One of the traits that make propane so well suited to RV use is its forgiving nature. In gaseous form, propane is only combustible within a narrow range of air/fuel concentrations (2.5% - 9.5% by volume), making it considerably harder to accidentally ignite than many other fuels. Also, even though pure propane has very little odor, virtually all fuel-grade propane includes an 'odorant' (ethyl merchantman) that makes it easily recognizable, even in very low concentrations (0.5% by volume). These inherent safety characteristics allow most propane leaks to be quickly identified and fixed without incident.
However, safe as this gas is, there are still ways of misusing it. Overfilling remains one of the most common culprits, even though the increasing use of Overfill Prevention Devices is reducing this trend. There are still plenty of non-OPD tanks in the field, and as OPD tanks become the rule rather than the exception, the chance of overfilling a conventional tank due to operator inattention decreases considerably.
By design, approximately 20% of the interior space in all propane tanks, OPD and otherwise, is reserved for expansion to safely accommodate the 1.5% increase in volume that propane experiences for every 10 degree Fahrenheit temperature increases. In an overfilled tank, insufficient space may remain as the propane warms up, expelling gas and/or liquid forcefully through the safety relief valve.
Because this venting is unpredictable and could occur in hazardous location, it is essential that the tank be refilled properly. Many portable tanks are equipped with fixed level gauges that can be used to determine safe fill levels. However, weighing the tank is still the most accurate method, eliminating any chance of error that might be caused by replacing the original fixed level gauge with one designed for a different tank size or shape. Note that the float-type gauges normally used for determining the amount of propane in the tank are neither reliable nor accurate enough to be used for determining safe fill levels.
Also, bear in mind that the OPD is intended to provide supplemental protection against tank overfilling, not to serve as the sole means of overfill prevention. The presence of an OPD doesn't relieve the refiller from the duty of determining the tank’s proper fill volume, either by weight or by using the fixed level gauge.
The next most common hazard is caused by storing, transporting or repairing propane tanks in enclosed areas. In addition to living areas, this also includes enclosed garages, storage sheds and passenger vehicles.
There are plenty of other propane safety tips, ranging from the subtle to the obvious:
If you smell propane gas, follow these emergency steps:
Put out smoking materials and other open flames.

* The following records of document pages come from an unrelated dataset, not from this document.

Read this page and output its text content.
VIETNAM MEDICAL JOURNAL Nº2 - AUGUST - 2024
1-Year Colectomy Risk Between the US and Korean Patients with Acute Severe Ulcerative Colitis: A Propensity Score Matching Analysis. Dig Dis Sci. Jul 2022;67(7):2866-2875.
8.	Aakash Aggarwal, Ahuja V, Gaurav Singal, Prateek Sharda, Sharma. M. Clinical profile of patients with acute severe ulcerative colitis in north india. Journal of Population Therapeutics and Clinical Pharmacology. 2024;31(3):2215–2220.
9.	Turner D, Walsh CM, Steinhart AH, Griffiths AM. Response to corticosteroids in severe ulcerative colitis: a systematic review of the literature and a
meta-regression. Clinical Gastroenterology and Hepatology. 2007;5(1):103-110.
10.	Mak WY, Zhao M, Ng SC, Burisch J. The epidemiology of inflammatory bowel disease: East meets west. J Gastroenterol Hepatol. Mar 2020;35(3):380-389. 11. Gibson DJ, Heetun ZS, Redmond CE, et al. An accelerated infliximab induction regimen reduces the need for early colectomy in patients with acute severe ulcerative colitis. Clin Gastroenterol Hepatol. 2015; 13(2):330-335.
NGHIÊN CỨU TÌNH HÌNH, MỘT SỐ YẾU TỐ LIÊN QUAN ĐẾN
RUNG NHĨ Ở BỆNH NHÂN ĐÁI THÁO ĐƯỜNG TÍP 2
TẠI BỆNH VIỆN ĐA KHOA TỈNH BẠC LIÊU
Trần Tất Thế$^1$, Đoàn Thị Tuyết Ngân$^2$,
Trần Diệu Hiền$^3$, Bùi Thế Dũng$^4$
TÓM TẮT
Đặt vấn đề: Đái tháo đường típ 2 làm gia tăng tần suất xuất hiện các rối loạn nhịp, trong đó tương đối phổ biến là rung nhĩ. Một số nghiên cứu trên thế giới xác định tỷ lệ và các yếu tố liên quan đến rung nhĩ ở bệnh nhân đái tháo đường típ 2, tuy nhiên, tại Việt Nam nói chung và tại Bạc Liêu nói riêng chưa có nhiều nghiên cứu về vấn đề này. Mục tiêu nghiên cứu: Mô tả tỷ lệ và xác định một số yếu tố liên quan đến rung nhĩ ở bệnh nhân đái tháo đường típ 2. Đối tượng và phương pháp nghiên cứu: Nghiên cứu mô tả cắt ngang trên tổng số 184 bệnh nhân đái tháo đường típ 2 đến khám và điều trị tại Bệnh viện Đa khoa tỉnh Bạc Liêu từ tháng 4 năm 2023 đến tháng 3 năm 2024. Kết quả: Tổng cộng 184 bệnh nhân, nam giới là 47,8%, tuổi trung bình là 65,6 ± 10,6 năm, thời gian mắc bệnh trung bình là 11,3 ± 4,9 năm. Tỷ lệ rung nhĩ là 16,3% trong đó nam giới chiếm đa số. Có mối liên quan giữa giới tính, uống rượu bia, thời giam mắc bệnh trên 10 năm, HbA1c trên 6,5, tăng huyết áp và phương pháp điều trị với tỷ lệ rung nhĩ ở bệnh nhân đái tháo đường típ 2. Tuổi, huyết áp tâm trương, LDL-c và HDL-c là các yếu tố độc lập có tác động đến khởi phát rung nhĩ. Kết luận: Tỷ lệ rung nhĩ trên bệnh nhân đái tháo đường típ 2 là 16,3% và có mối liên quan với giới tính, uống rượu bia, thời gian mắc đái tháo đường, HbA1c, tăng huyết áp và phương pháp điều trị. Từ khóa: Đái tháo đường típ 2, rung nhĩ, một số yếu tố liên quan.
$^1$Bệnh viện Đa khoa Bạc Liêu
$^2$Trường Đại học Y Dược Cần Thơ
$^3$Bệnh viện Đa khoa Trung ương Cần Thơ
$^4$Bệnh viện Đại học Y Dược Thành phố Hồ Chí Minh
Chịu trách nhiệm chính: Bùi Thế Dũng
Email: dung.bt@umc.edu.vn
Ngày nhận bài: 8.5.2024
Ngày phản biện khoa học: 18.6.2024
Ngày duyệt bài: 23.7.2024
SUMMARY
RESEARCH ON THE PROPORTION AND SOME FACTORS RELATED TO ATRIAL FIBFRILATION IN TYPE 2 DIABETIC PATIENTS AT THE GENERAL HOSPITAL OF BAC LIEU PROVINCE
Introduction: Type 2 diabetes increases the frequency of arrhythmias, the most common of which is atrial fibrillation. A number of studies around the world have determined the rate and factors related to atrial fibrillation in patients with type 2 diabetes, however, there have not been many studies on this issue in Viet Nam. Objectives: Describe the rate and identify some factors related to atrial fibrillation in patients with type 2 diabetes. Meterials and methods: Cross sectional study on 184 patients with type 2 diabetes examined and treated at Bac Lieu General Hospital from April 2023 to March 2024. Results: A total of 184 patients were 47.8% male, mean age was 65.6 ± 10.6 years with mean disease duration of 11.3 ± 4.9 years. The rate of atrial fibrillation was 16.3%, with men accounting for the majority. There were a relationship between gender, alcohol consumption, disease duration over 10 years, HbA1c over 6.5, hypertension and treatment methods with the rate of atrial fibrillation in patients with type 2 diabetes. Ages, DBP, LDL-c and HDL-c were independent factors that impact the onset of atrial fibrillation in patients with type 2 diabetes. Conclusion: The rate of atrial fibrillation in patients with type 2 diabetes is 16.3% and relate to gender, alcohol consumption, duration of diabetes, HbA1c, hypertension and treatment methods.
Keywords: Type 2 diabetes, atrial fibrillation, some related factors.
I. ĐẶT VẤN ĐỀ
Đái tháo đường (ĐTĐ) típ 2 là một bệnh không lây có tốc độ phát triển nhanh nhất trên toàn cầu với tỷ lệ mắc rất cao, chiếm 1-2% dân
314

Don't operate electric switches, light matches or use a phone. Any spark or flame in the area could ignite the gas.
Immediately get everyone out of the RV, vehicle or other enclosed area.
Close all gas tank or cylinder supply valves.
Do not re-enter the area. Use a neighbor’s telephone to call a trained propane service person and/or the fire department.
Let the service person or firefighters check for propane gas leaks. Have them air out the area before you return.
Have properly trained propane service people repair any leak, then check and relight pilot lights for you.